Off to tackle the Kyrgyzstan border now. No visa required here, just a stamp in the passport. Approach gate, I'm let in and go through passport control, then customs. One guard asks me how long I'm staying. I say about two weeks. He tells me that I need to be out of the country by the 11th August.

There's some frustration with the documents. Passport, vehicle registration then the ask for it again. They mean drivers license. OK, then they want a  number for the vehicle  document.

Once I'm done I'm off into Osh trying to find a place to stay. After several wrong turns I get to a hotel.
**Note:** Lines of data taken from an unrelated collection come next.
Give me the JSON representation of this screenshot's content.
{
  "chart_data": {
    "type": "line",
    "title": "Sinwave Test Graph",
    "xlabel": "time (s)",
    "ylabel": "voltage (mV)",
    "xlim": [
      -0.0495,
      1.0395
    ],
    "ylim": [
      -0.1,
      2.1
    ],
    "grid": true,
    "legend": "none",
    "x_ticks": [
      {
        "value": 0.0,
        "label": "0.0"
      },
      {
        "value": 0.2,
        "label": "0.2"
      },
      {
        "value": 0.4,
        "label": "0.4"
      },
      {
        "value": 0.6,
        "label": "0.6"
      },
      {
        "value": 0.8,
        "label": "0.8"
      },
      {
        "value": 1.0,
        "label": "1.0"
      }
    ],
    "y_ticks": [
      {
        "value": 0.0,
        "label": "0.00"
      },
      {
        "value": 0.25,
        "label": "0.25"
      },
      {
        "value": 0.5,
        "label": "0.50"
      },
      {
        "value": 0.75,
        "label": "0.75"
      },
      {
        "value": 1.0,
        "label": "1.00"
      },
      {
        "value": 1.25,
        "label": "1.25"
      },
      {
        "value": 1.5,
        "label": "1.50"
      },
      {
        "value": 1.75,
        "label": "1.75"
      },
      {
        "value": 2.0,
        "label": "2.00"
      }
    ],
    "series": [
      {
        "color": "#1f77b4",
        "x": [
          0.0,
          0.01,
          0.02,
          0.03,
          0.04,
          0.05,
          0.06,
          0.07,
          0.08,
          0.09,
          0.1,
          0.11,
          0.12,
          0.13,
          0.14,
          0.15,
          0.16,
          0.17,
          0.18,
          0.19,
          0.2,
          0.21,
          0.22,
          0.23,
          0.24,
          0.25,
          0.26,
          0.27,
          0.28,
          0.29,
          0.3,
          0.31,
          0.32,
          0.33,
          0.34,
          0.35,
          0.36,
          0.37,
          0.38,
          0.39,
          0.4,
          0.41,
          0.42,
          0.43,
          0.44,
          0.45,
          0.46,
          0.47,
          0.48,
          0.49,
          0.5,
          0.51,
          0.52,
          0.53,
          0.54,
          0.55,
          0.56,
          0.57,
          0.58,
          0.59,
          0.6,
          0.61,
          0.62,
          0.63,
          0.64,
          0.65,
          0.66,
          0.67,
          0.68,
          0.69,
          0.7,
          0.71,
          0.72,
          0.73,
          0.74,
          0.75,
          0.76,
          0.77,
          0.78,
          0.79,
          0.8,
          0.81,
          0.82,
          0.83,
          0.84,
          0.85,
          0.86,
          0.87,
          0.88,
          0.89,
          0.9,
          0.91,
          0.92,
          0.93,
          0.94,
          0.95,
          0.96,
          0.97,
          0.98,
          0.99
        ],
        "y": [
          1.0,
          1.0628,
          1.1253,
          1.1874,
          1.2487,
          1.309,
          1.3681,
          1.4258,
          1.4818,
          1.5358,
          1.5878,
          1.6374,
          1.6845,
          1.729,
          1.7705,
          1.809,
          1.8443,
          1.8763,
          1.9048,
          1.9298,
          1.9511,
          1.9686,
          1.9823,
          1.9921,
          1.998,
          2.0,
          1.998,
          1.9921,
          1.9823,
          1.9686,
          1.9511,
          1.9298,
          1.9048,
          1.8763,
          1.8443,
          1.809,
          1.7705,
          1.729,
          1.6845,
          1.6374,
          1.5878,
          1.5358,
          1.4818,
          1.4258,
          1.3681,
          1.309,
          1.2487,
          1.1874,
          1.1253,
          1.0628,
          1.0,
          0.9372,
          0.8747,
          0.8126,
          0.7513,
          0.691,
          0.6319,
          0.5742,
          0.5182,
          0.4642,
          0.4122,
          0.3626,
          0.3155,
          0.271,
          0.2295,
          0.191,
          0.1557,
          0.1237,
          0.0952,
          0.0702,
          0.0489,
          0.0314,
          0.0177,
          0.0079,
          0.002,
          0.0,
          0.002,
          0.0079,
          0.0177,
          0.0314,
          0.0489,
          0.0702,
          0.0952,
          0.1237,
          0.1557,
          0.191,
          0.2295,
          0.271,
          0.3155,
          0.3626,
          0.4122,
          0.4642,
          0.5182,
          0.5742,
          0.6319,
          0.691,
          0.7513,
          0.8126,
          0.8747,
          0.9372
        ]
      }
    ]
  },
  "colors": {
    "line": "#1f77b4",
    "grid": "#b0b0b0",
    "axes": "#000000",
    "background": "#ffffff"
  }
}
It's alright and I might take a day off from riding tomorrow.
Most memorable image of the day: seeing a motorbike with sidecar coming towards me and then seeing the rider operating the throttle from his seated position on the sidecar!

Total distance: 326km

Bukhara to Samarkand (day 14)

The morning has its routine behavior. On the way out of Bukhara I saw the people going to work, waiting for, getting out of the shared minibuses. The mini vans loaded up with watermelons and the occasional donkey and cart loaded with you name it!

The road from Bukhara to Samarkand was for the most part bumpy. It was almost easier to stand on the pegs rather than ride seated. I couldn't wait to get to Samarkand.

Today was going to be a short ride to Samarkand and do some more tourist stuff.
Despite the short ride I managed to get stung by some insect on my left hand. Collided with it and it decided to fight back. Checked my hand but not an issue so kept riding.

Again I didn't find the hotel I was originally looking for but the one I found had an Australian couple riding a 1200 GSA and a French man on his 1200 GSA with sidecar from Canada here.
Heard today from the others that the northern route in Mongolia has had some serious rainfall. Need to find some more information on this as it could mean a change of route.